Per una pace duratura
www.peacereporter.net - 25 agosto 2006
In nome delle nostre sorelle e dei nostri fratelli che soffrono e muoiono in Libano, in Israele e nei Territori Palestinesi Occupati, noi leader religiosi, studiosi, accademici, leader culturali, poeti, scrittori, filantropi, attivisti per il cambiamento sociale e cittadini del mondo, chiediamo che il governo di Israele, le leadership di Hezbollah e Hamas, il governo degli Stati Uniti, la comunità internazionale e la Nazioni Unite prendano immediatamente i seguenti provvedimenti per fermare la guerra in Medio Oriente:
1.
Chiediamo che il governo di Israele fermi immediatamente l'attacco contro il Libano. Ci uniamo al movimento pacifista israeliano, e alle migliaia di israeliani che hanno manifestato contro questa guerra a Tel Aviv il 22 luglio 2006, nel sottolineare che questi attacchi sono assolutamente sproporzionati all'inizale provocazione di Hezbollah, hanno ucciso innumerevoli civili innocenti, hanno causato mezzo milione di sfollati, distrutto miliardi di dollari di infrastrutture libanesi e non produrranno, nel lungo periodo, né pace né sicurezza per Israele. Chiediamo anche al governo israeliano di fornire cibo, elettricità, acqua e denaro per porre rimedio alla crisi umanitaria provocata dai recenti attacchi a Gaza.
2.
Chiediamo che Hezbollah e Hamas cessino immediatamente di lanciare razzi o di commettere altri atti di violenza contro Israele. Queste azioni, che hanno ucciso numerosi civili israeliani, terrorizzato la popolazione di Israele e danneggiato diversi villaggi e città, hanno giocato un ruolo centrale nel provocare l'attuale crisi, e non fanno altro che danneggiare la causa dell'indipendenza e della democrazia palestinese e libanese. E' questo genere di violenza che, nel corso degli anni, ha spinto molti rispettabili israeliani e arabi nelle mani dei loro leader politici più militaristi e ottusi.
3.
Chiediamo che il governo statunitense e i governi di tutto il mondo spingano Israele, Hezbollah e Hamas a stipulare un immediato cessate il fuoco, pongano un immediato embargo sulle armi destinate alle parti in conflitto (inclusi Siria e Iran), e prendano parte a una conferenza internazionale per mettere in sicurezza il confine tra Israele e Libano. Sostenendo gli attacchi di Israele, assicurando rifornimenti di armi e dando esplicitamente tempo a Israele per causare ulteriori danni alla popolazione del Libano, il governo degli Stati Uniti è diventato parte in causa nel conflitto, cosa che, unita alle azioni militari statunitensi in Iraq, crea certamente ostilità verso gli Usa e Israele nel mondo musulmano, per generazioni a venire.

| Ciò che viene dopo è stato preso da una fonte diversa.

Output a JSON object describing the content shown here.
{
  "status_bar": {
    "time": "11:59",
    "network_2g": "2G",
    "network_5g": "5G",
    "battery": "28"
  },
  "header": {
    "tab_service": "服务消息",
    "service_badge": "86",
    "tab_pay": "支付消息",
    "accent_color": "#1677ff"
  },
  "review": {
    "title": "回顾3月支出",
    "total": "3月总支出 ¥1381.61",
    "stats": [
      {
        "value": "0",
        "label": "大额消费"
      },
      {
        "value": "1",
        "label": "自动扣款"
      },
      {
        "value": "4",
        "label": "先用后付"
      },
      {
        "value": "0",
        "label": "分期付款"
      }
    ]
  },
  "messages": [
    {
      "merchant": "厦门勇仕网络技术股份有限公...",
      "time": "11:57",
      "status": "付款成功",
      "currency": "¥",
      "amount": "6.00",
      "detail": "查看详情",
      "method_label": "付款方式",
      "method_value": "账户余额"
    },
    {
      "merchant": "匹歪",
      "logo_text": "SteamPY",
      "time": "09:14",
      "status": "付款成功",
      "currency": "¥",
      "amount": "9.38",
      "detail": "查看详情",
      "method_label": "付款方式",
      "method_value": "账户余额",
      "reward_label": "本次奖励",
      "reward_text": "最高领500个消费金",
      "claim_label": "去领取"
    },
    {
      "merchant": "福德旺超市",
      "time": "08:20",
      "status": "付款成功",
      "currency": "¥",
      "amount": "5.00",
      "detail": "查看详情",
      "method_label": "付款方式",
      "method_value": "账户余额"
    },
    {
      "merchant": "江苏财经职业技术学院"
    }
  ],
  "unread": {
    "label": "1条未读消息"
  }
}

Questi sono i passi essenziali per fermare la violenza e il disastro umanitario nel sud del Libano e nella Striscia di Gaza. Da soli, tuttavia, non possono assicurare che la regione non ritorni a un insostenibile status quo, che finirà per sfociare nuovamente nella violenza e in altri atti di guerra.
Per questo motivo lanciamo anche
Un appello per una pace duratura
Chiediamo alla comunità internazionale di indire una Conferenza Internazionale di Pace per imporre un'equa e duratura soluzione al conflitto israeliano-palestinese e al conflitto fra Israele e gli altri Stati della regione. Perché usiamo il termine “imporre”? Ci sono troppe forze, in ciascun paese della regione, interessate a continuare questa lotta per sempre. Le provocazioni continueranno fino a che la comunità internazionale non fermerà le violenze, una volta per tutte, e imporrà condizioni di pace che permettano lo sbocciare, in ogni paese, delle forze della pace e della riconciliazione.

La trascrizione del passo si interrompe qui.